Racicot shared with POLITICO a series of private Facebook messages she exchanged with an acquaintance in 2023, about a year and a half after the alleged assault and well before Platner launched his political career, in which she cautioned the acquaintance against getting involved with Platner. In the messages, Racicot said she had “ended up in a bad situation with him,” describing Platner as “consensually careless” and saying he “doesn’t listen to you when drunk.” Reached by POLITICO, the acquaintance said she received the messages but declined to comment; POLITICO granted her anonymity at her request to protect her privacy in her Maine community.

POLITICO also spoke with a friend Racicot had told about the alleged assault last summer, shortly after Platner launched his campaign. The friend, to whom POLITICO granted anonymity due to fear of social and professional backlash, recalled Racicot telling her about the incident, including that Platner had been “very drunk and wouldn’t take no for an answer.”

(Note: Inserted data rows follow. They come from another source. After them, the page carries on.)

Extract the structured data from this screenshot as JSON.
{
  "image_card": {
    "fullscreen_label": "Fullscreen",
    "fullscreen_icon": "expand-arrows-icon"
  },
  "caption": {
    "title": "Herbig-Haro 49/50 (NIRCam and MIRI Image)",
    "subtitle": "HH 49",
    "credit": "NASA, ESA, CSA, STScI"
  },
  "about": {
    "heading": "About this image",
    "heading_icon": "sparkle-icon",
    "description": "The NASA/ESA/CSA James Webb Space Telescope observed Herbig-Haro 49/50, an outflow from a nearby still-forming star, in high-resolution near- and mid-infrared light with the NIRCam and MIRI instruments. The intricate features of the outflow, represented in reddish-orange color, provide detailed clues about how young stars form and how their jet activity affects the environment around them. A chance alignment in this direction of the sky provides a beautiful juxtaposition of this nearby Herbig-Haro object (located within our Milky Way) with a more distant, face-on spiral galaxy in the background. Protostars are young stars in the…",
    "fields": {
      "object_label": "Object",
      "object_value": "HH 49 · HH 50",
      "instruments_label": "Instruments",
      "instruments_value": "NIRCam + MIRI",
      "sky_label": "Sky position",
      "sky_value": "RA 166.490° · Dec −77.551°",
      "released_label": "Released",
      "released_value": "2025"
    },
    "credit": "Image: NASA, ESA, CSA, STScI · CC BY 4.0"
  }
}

Racicot said she was contacted by The New York Times in the spring and shared off the record that Platner had assaulted her. She told the Times that she had some positive memories of her relationship with Platner but thought he did not respect women and had cut off contact with him after an incident in 2021 when Platner had come over drunk; but the Times article stated that Racicot “declined to elaborate” about what had happened, only describing his behavior as “reckless” and “unsettling.”

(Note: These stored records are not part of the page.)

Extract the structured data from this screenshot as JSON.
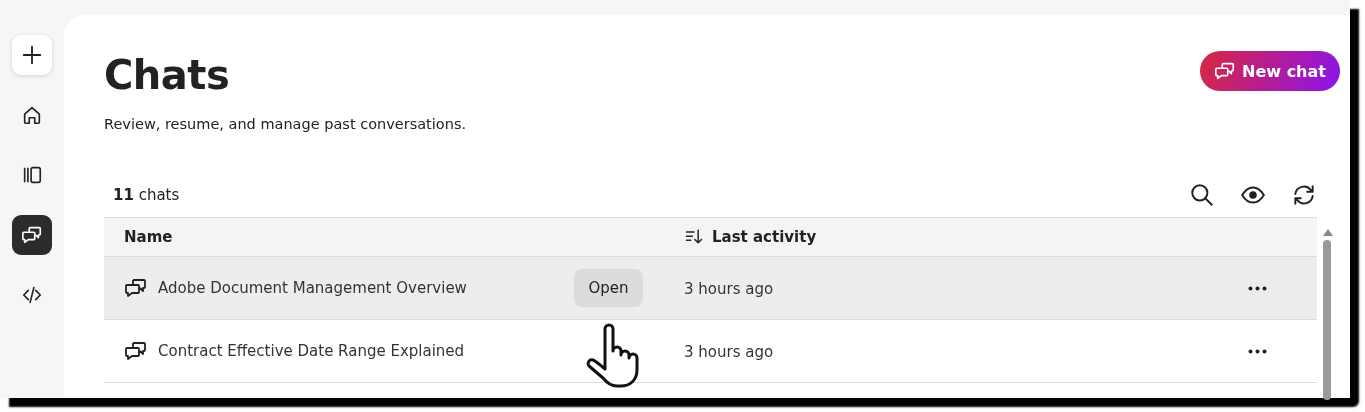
{
  "sidebar": {
    "items": [
      {
        "kind": "plus",
        "selected": false
      },
      {
        "kind": "home",
        "selected": false
      },
      {
        "kind": "library",
        "selected": false
      },
      {
        "kind": "chats",
        "selected": true
      },
      {
        "kind": "code",
        "selected": false
      }
    ]
  },
  "page": {
    "title": "Chats",
    "subtitle": "Review, resume, and manage past conversations.",
    "new_chat_button": "New chat",
    "count": "**11** chats"
  },
  "table": {
    "columns": [
      {
        "label": "Name",
        "sorted": false
      },
      {
        "label": "Last activity",
        "sorted": true
      }
    ],
    "rows": [
      {
        "name": "Adobe Document Management Overview",
        "open_button": "Open",
        "last_activity": "3 hours ago",
        "hovered": true
      },
      {
        "name": "Contract Effective Date Range Explained",
        "last_activity": "3 hours ago",
        "hovered": false
      }
    ]
  }
}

A spokesperson for the Times declined to comment.
After the publication of the Times report, Racicot connected with Cheyenne Hunt, a progressive Democratic lawyer who founded the nonprofit Reckoning Action, which launched earlier this year to fight misogyny. Hunt, who had endorsed Platner last fall but renounced her support for him after the Times article, previously supported women who came forward with assault allegations against former Rep. Eric Swalwell (D-Calif.), earlier this year, prompting him to drop out of the California gubernatorial primary and resign from Congress. NBC News previously reported that Hunt was working with multiple women who had past relationships with Platner. Hunt connected POLITICO to Racicot.
“Reckoning Action exists to confront misogyny in American life in all forms and manifestations, including in bad actors being elected to positions of power,” Hunt said. “We became aware of allegations before ever being connected with Jenny, and have been in contact with multiple women with really troubling allegations, and it just became clear that this is someone who’s not fit to hold public office.”

After the Times report last month, Platner had said that allegations of physical misconduct were “simply not true.” And his allies seized on Fifield’s conservative political affiliations to suggest that her allegations against him in the Times article were motivated by politics.
On MS NOW last month, after The New York Times report, Platner denied claims that he had physically mistreated women.
“Anything alleging physicality, anything alleging that I knew what my tattoo was, these are the statements of somebody who’s politically motivated,” he told MS NOW, alluding to unrelated allegations about a tattoo resembling a Nazi symbol. Platner had the tattoo resembling a Nazi symbol covered up last fall and said he had not known what the symbol meant.
Racicot said she was bothered by Platner’s public denial that he had been physical towards women.
“I know that he is capable of putting his hands on women,” she said. “So I don’t believe that to be the truth.”